Student Planner
Students often struggle to manage hectic school scheduling on a digital platform since pen and paper planners are, at least in 2022, obsolete. I set out to solve this problem. So here is the situation, students are often juggling three or four classes, all with multiple assignments, labs, and exams. On top of that, students often have extracurricular activities like sports, arts, and socializing. Being able to know what’s coming up, what’s really important and needs a lot of attention, and having it in the palm of their hands, could solve a lot of problems for students. I decided there were three basic issues to tackle:
The option to share a schedule, grades, and assignments
Take notes
Schedule reminders
The Early Research
Habit tasks roll over to the next day when left undone
No dependency management
No useful note-taking capabilities with the current app
To-do’s getting lost in a sea of to-do’s — no real organization/prioritization
So, how did we solve these problems?
Instead of taking all idea’s in at once, I thought it best that we make a user story map following the biggest complaints among digital planners. The stars on the green post-its all signify the most important features that needed to be included in the app to help alleviate those pet peeves.
Wireframing
We started with Low-Fidelity Wireframes. I used the program Balsamiq to do this.
My take on the student planner was to have a daily view with inspiration from a planner called Area book, an app developed by the church of Jesus Christ of Latter-day Saints. Events would be planned via a two-handed clock, being selected from start to finish. The calendar would remain the same among the team in the early stages. For event creation, I decided to remove the two-handed clock when making events for good practice since I knew that in a real-life job environment the developers would be irked, to say the least.
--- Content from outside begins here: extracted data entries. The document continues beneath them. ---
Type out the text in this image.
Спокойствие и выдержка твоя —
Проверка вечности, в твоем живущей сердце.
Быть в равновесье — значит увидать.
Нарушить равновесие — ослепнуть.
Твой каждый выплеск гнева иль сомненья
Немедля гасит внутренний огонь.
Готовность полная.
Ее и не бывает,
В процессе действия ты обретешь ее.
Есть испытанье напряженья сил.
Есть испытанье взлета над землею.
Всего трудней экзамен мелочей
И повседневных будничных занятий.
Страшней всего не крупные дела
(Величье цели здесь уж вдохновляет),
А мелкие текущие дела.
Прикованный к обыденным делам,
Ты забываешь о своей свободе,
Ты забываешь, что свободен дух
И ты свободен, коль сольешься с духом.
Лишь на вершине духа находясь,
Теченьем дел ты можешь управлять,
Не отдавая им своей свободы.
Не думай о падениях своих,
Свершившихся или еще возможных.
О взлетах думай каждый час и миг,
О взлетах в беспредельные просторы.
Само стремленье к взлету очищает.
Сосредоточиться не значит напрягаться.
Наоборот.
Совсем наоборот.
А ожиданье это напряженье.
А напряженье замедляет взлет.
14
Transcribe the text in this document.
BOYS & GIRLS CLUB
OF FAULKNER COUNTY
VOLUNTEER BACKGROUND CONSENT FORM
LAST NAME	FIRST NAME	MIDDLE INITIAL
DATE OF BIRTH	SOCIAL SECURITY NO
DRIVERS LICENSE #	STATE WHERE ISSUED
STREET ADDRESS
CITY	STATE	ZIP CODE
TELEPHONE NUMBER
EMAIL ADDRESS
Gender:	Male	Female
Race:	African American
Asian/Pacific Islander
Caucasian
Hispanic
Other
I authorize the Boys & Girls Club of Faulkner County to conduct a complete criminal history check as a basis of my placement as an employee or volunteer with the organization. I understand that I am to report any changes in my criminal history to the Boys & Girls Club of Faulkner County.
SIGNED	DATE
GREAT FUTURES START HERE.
So we thought adding a revolving timer would be a better way to implement the time the user wanted.
True to our original philosophy of simplicity, I, along with the advice of other team members, decided to make the add event feature much simpler and add an overlay to all aspects of the ‘Add Event’ page, seeing that the Mid-Fi portion was unnecessarily complex and drawn out. Seeing this we went with each component in this section as an overlay for the main frame of the add event page.
High Fidelity Validation Testing
What good is a High-Fi design without a good test? Overall, our app received good praise from our users, except for a few minor issues.
When making an event for a specific date, the date field should be pre-populated for the date you choose, which we added via parent components in our event pages.
Checking off the to-do list needed to be less complex, which was solved by making checkmark components for each to-do item.
Prototypes, when made in the future should not be this vast and complex (looks like a spider web or rat’s nest.) This couldn’t be resolved due to time constraints (see bottom photo).
What Did I Learn?
I learned that complexity doesn’t necessarily equal good design. Simplicity often means easier to use and better speed to market.